The article reports on the effects of the federal government shutdown in Chicago, highlighting ongoing ICE operations, potential military deployment, and the furlough of thousands of federal employees, while some services like immigration enforcement continue unaffected.

With roving teams of ICE agents backed up by the FBI and other federal law enforcement arresting hundreds of undocumented immigrants here, the question is: will those efforts be shut down along with the rest of the federal government or carry on? 

And what about the military threat from The White House? Will soldiers soon roll into Chicago as President Donald Trump has promised, using the city as a military training ground as he said on Monday? 

Thousands of federal employees are now sidelined in Chicago and across the U.S. after government leaders failed to reach financial consensus and stopped paychecks to more than two million federal workers.

But one function continues unabated in Chicago: Immigration and Customs Enforcement making arrests of undocumented immigrants, along with the Trump administration plan to deploy National Guard units, in all likelihood.
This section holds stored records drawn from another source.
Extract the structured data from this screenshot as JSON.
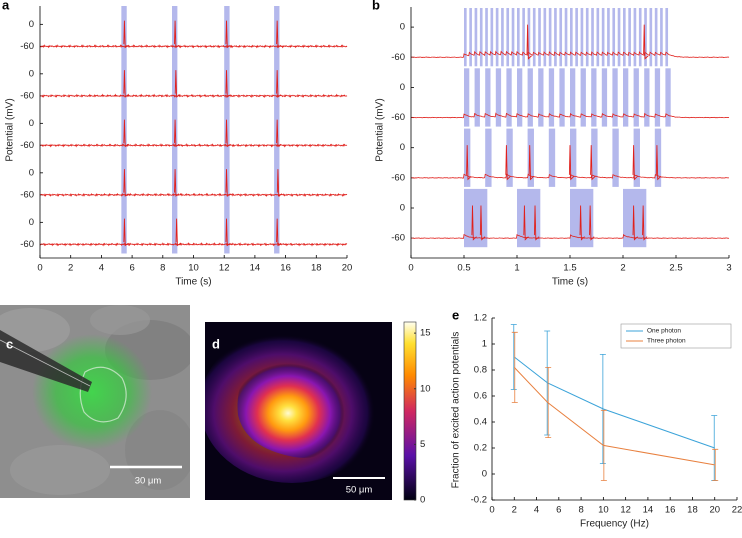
{
  "chart_data": [
    {
      "type": "trace",
      "label": "a",
      "ylabel": "Potential (mV)",
      "xlabel": "Time (s)",
      "xlim": [
        0,
        20
      ],
      "xticks": [
        0,
        2,
        4,
        6,
        8,
        10,
        12,
        14,
        16,
        18,
        20
      ],
      "ylim": [
        -85,
        50
      ],
      "resting": -60,
      "spike_peak": 10,
      "color": "#e0201c",
      "stim_color": "#b4b8ec",
      "stim_onsets": [
        5.3,
        8.6,
        12.0,
        15.25
      ],
      "stim_width": 0.35,
      "traces": [
        {
          "yticks": [
            0,
            -60
          ],
          "spikes": [
            5.5,
            8.8,
            12.15,
            15.45
          ]
        },
        {
          "yticks": [
            0,
            -60
          ],
          "spikes": [
            5.5,
            8.85,
            12.15,
            15.45
          ]
        },
        {
          "yticks": [
            0,
            -60
          ],
          "spikes": [
            5.5,
            8.8,
            12.15,
            15.45
          ]
        },
        {
          "yticks": [
            0,
            -60
          ],
          "spikes": [
            5.5,
            8.8,
            12.15,
            15.5
          ]
        },
        {
          "yticks": [
            0,
            -60
          ],
          "spikes": [
            5.5,
            8.9,
            12.15,
            15.45
          ]
        }
      ]
    },
    {
      "type": "trace",
      "label": "b",
      "ylabel": "Potential (mV)",
      "xlabel": "Time (s)",
      "xlim": [
        0,
        3
      ],
      "xticks": [
        0,
        0.5,
        1,
        1.5,
        2,
        2.5,
        3
      ],
      "ylim": [
        -80,
        40
      ],
      "resting": -60,
      "spike_peak": 5,
      "color": "#e0201c",
      "stim_color": "#b4b8ec",
      "traces": [
        {
          "yticks": [
            0,
            -60
          ],
          "stim_width": 0.025,
          "stim_onsets": [
            0.5,
            0.55,
            0.6,
            0.65,
            0.7,
            0.75,
            0.8,
            0.85,
            0.9,
            0.95,
            1,
            1.05,
            1.1,
            1.15,
            1.2,
            1.25,
            1.3,
            1.35,
            1.4,
            1.45,
            1.5,
            1.55,
            1.6,
            1.65,
            1.7,
            1.75,
            1.8,
            1.85,
            1.9,
            1.95,
            2,
            2.05,
            2.1,
            2.15,
            2.2,
            2.25,
            2.3,
            2.35,
            2.4
          ],
          "spikes": [
            1.1,
            2.2
          ]
        },
        {
          "yticks": [
            0,
            -60
          ],
          "stim_width": 0.05,
          "stim_onsets": [
            0.5,
            0.6,
            0.7,
            0.8,
            0.9,
            1,
            1.1,
            1.2,
            1.3,
            1.4,
            1.5,
            1.6,
            1.7,
            1.8,
            1.9,
            2,
            2.1,
            2.2,
            2.3,
            2.4
          ],
          "spikes": []
        },
        {
          "yticks": [
            0,
            -60
          ],
          "stim_width": 0.06,
          "stim_onsets": [
            0.5,
            0.7,
            0.9,
            1.1,
            1.3,
            1.5,
            1.7,
            1.9,
            2.1,
            2.3
          ],
          "spikes": [
            0.53,
            0.9,
            1.12,
            1.5,
            1.7,
            2.1,
            2.32
          ]
        },
        {
          "yticks": [
            0,
            -60
          ],
          "stim_width": 0.22,
          "stim_onsets": [
            0.5,
            1,
            1.5,
            2
          ],
          "spikes": [
            0.58,
            0.66,
            1.07,
            1.17,
            1.6,
            1.69,
            2.1,
            2.19
          ]
        }
      ]
    },
    {
      "type": "image",
      "label": "c",
      "scale_bar": "30 μm"
    },
    {
      "type": "heatmap",
      "label": "d",
      "scale_bar": "50 μm",
      "ylim": [
        0,
        16
      ],
      "yticks": [
        0,
        5,
        10,
        15
      ]
    },
    {
      "type": "line",
      "label": "e",
      "xlabel": "Frequency (Hz)",
      "ylabel": "Fraction of excited action potentials",
      "x": [
        2,
        5,
        10,
        20
      ],
      "xlim": [
        0,
        22
      ],
      "xticks": [
        0,
        2,
        4,
        6,
        8,
        10,
        12,
        14,
        16,
        18,
        20,
        22
      ],
      "ylim": [
        -0.2,
        1.2
      ],
      "yticks": [
        -0.2,
        0,
        0.2,
        0.4,
        0.6,
        0.8,
        1,
        1.2
      ],
      "legend": "top-right",
      "series": [
        {
          "name": "One photon",
          "color": "#3ba3d9",
          "values": [
            0.9,
            0.7,
            0.5,
            0.2
          ],
          "errors": [
            0.25,
            0.4,
            0.42,
            0.25
          ]
        },
        {
          "name": "Three photon",
          "color": "#e8803f",
          "values": [
            0.82,
            0.55,
            0.22,
            0.07
          ],
          "errors": [
            0.27,
            0.27,
            0.27,
            0.12
          ]
        }
      ]
    }
  ]
}
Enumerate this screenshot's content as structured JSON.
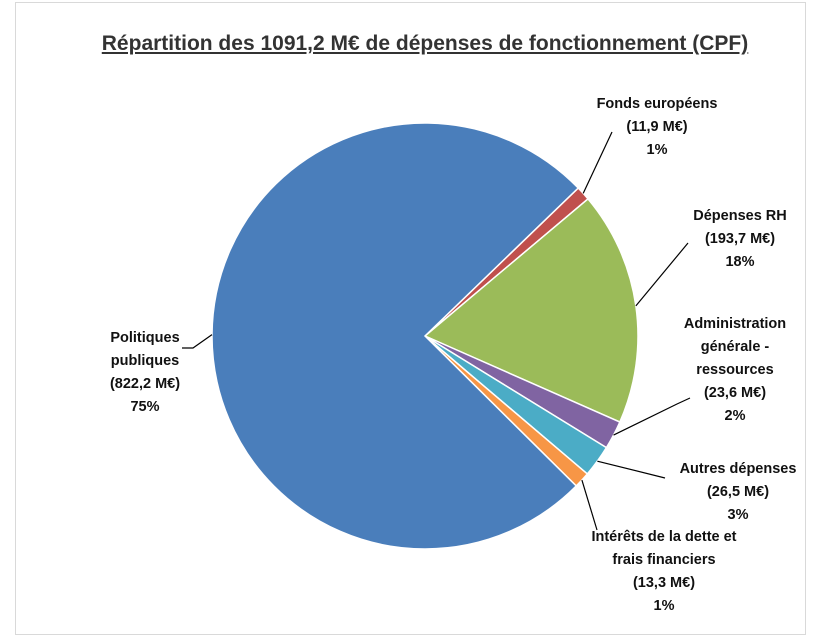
{
  "chart_data": {
    "type": "pie",
    "title": "Répartition des 1091,2 M€ de dépenses de fonctionnement (CPF)",
    "categories": [
      "Fonds européens",
      "Dépenses RH",
      "Administration générale - ressources",
      "Autres dépenses",
      "Intérêts de la dette et frais financiers",
      "Politiques publiques"
    ],
    "values": [
      11.9,
      193.7,
      23.6,
      26.5,
      13.3,
      822.2
    ],
    "value_labels": [
      "(11,9 M€)",
      "(193,7 M€)",
      "(23,6 M€)",
      "(26,5 M€)",
      "(13,3 M€)",
      "(822,2 M€)"
    ],
    "percent_labels": [
      "1%",
      "18%",
      "2%",
      "3%",
      "1%",
      "75%"
    ],
    "colors": [
      "#c0504d",
      "#9bbb59",
      "#8064a2",
      "#4bacc6",
      "#f79646",
      "#4a7ebb"
    ]
  }
}
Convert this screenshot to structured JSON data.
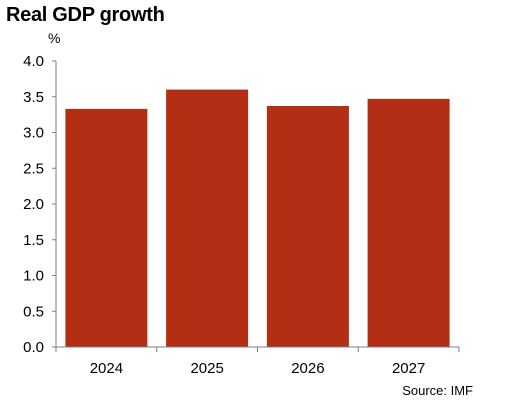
{
  "chart_data": {
    "type": "bar",
    "title": "Real GDP growth",
    "unit": "%",
    "categories": [
      "2024",
      "2025",
      "2026",
      "2027"
    ],
    "values": [
      3.33,
      3.6,
      3.37,
      3.47
    ],
    "ylim": [
      0,
      4.0
    ],
    "yticks": [
      "0.0",
      "0.5",
      "1.0",
      "1.5",
      "2.0",
      "2.5",
      "3.0",
      "3.5",
      "4.0"
    ],
    "grid": false,
    "bar_color": "#b22e14",
    "source": "Source: IMF"
  }
}
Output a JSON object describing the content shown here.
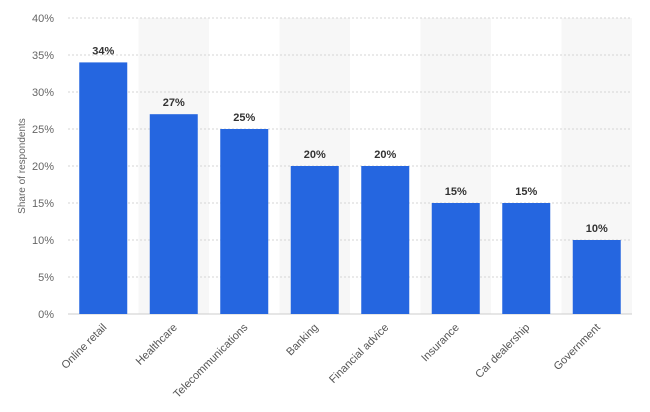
{
  "chart_data": {
    "type": "bar",
    "title": "",
    "xlabel": "",
    "ylabel": "Share of respondents",
    "categories": [
      "Online retail",
      "Healthcare",
      "Telecommunications",
      "Banking",
      "Financial advice",
      "Insurance",
      "Car dealership",
      "Government"
    ],
    "values": [
      34,
      27,
      25,
      20,
      20,
      15,
      15,
      10
    ],
    "data_labels": [
      "34%",
      "27%",
      "25%",
      "20%",
      "20%",
      "15%",
      "15%",
      "10%"
    ],
    "ylim": [
      0,
      40
    ],
    "yticks": [
      0,
      5,
      10,
      15,
      20,
      25,
      30,
      35,
      40
    ],
    "ytick_labels": [
      "0%",
      "5%",
      "10%",
      "15%",
      "20%",
      "25%",
      "30%",
      "35%",
      "40%"
    ],
    "grid": true,
    "legend": "none",
    "bar_color": "#2566e0",
    "band_color": "#f7f7f7"
  }
}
"Unfortunately, the president is likely to keep the militarization going. He can do that there because there are emergency personnel and military personnel that he can keep on the job,” said Illinois Gov. J.B. Pritzker. “He is likely to do that while people who deserve to get their Social Security checks and Medicaid and SNAP and we can go on while they go without. And instead, militarization will go on while innocent and vulnerable people will suffer."

An NBC5 Investigates review of federal closure plans shows ICE employees are largely exempt from the shutdown, meaning those operations will continue.

ICE agents are among almost 90% of all Homeland Security employees to remain working, although without pay until after the shutdown ends.

In the meantime, DHS plans reveal about 23,000 Homeland Security employees are being furloughed.

At O’Hare and Midway airports in Chicago, TSA agents are being required to work without pay until the shutdown ends.

There's no telling how long the shutdown will last, though the longest federal shutdown, which occurred in 2018 during Trump's first term, lasted 34 days.

The union representing TSA officers is concerned.  

"We're looking for bombs, weapons stuff like that,” said Joe Shucker of the American Federation of Government Employees. “You can't miss, right, so you don't want officers with added stress: ‘how am I going to pay my bills?"

In Chicago the FBI and other federal law enforcement agencies continue to do criminal case work, but Pritzker says he is concerned that government contractors may end up losing money during the shutdown, affecting thousands.

"The agencies don't get reimbursed for the services that they provide,” said the governor. “So if the shutdown goes on for some period of time, that's where you'll see the problem."

Some federal shutdown questions are still being answered tonight here in Chicago, but perhaps the most puzzling closure we discovered is at Homeland Security's cyber agency. The office protecting America from widespread computer attacks by foreign adversaries, long thought to be targeting the nation's utility grids, will see only a third of its employees retained during the shutdown. And that’s on top of the agency already losing most of its leading officials to resignation and early retirement.